A candidate’s familiarity with self-storage properties is also important. “Contractors experienced in self-storage know how to perform the work while protecting customer property,” Sedmak says.
The License and Insurance Factor
In particular, ensure each business you hire to perform maintenance at your self-storage property is licensed and insured. You don’t want to land in court after someone from ABC Roofing falls while cleaning your gutters. If the provider subcontracts any of its work, make sure it lists your business as an additional insured on its policy.
“This protects you if they outsource and hire labor that isn’t insured. That way, if [the worker] gets hurt on your site, the vendor has you covered,” says Haviland, who has experience with this situation. A person trimming trees for one of her third-party management clients fell and is now disabled for life. The man wasn’t wearing a safety harness. “He keeps trying to claim he was our employee with the labor board, and it keeps getting rejected. The vendor who hired him let his insurance lapse but was covered at the time of the incident.”
Even if you get a good vibe about a company, always independently verify its credentials before hiring. “Each one has to be licensed and bonded. I don’t trust the information on their bid sheet, nor their business card,” says Gina Six Kudo, a former self-storage manager turned business consultant in San Jose, Calif.
Other Important Factors
Contract. There’s always a possibility for disputes to arise over the scope and quality of the work. This is why it’s paramount to have a comprehensive contract isn’t in place—and that it’s signed and dated by both parties.

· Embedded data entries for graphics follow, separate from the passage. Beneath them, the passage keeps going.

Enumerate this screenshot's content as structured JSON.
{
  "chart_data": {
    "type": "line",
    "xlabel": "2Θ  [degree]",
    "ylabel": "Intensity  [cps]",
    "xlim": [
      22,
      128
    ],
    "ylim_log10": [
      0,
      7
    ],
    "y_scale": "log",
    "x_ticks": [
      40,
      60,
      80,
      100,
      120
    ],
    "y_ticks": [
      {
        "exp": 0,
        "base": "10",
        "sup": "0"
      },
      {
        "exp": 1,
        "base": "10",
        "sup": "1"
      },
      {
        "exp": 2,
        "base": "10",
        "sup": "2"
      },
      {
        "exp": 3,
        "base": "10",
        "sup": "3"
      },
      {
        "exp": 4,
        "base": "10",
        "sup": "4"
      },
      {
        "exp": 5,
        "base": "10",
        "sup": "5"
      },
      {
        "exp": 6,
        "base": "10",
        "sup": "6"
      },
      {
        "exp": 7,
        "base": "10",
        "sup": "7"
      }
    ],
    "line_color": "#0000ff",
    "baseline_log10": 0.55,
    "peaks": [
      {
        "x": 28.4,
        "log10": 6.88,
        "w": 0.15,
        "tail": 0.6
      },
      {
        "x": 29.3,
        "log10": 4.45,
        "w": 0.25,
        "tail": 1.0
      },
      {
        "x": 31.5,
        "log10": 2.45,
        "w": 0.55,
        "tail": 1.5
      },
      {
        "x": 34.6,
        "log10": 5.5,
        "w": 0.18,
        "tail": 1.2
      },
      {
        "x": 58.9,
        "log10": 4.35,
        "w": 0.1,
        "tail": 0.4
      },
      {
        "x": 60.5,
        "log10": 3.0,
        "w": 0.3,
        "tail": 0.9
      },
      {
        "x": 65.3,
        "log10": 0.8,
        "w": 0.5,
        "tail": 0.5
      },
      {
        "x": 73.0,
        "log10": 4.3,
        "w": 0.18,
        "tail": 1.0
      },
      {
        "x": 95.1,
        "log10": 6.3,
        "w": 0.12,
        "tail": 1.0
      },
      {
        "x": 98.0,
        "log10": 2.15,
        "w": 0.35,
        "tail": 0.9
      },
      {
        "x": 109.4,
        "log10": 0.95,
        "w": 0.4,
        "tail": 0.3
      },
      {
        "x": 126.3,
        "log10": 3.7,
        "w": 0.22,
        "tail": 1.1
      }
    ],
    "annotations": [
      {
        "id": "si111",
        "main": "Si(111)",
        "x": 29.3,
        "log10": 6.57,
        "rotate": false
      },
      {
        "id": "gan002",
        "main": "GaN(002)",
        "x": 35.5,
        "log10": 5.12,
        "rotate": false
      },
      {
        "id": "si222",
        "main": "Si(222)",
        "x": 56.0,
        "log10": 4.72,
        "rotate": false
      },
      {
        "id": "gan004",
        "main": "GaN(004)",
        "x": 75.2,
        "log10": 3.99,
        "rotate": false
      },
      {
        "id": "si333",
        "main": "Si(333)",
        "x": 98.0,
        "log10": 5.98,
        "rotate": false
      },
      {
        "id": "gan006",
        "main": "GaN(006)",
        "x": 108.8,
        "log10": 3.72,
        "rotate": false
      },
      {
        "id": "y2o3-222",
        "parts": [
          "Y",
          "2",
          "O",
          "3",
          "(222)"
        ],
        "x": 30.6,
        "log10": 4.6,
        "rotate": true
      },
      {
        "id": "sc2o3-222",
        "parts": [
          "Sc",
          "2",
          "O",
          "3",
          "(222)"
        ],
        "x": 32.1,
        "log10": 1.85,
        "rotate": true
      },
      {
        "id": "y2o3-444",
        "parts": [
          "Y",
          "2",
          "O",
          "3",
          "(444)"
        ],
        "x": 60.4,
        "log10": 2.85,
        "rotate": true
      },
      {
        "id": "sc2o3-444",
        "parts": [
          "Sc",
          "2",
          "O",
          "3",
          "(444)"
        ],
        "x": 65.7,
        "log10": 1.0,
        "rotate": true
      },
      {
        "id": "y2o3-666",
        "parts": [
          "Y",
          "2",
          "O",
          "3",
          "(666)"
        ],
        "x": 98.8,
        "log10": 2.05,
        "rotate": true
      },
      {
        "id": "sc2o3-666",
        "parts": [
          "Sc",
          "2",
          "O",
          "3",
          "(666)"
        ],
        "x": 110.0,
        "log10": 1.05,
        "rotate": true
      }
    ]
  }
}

Time. It’s vital to find out how long it’ll take to complete each job or project. A repair that’s going to take weeks because the vendor has a skeleton crew may not be the best choice.
Business impact. consider whether your tenants will be inconvenienced in any way. Ask the vendor what you and your customers should expect during the project—and get it all in writing. Mutual respect. You may be the “boss,” but you also need to be willing to heed the vendor’s advice. “You’re hiring someone because you believe they’re experts in whatever you’re hiring them for, so be willing to listen to what they have to say,” Fawcett says. “If you truly have a good partnership, each should have the best interest of the other in how they operate.”
Ongoing evaluation. Whatever maintenance contractors you choose to hire, don’t become complacent with their services. It’s easy to assume they’re getting the job done, but that might not be the case. Regularly assess their performance, just as you would any new vendor. If a company isn’t performing up to standard, don’t be afraid to move on to someone new. Finally, shop each contract annually or as it expires to see if you can find a better deal.
In the End, Fewer Headaches
When you and your self-storage team no longer have to worry about mowing the lawn, cleaning security cameras and fixing every broken door spring, you’ll have time to focus on more important tasks. Ask yourself what it would truly cost to do to the work in-house, considering time, staff ability and willingness, equipment required, and more. In the end, you may find it benefits your business in more ways than one to outsource facility maintenance.
“Often, I see [self-storage operators] trying to be so frugal and not getting the right work done or [taking] the cheapest bid, which in turn costs them more in the long run,” says Haviland. “Maintenance items fall into the old adage: You get what you pay for.”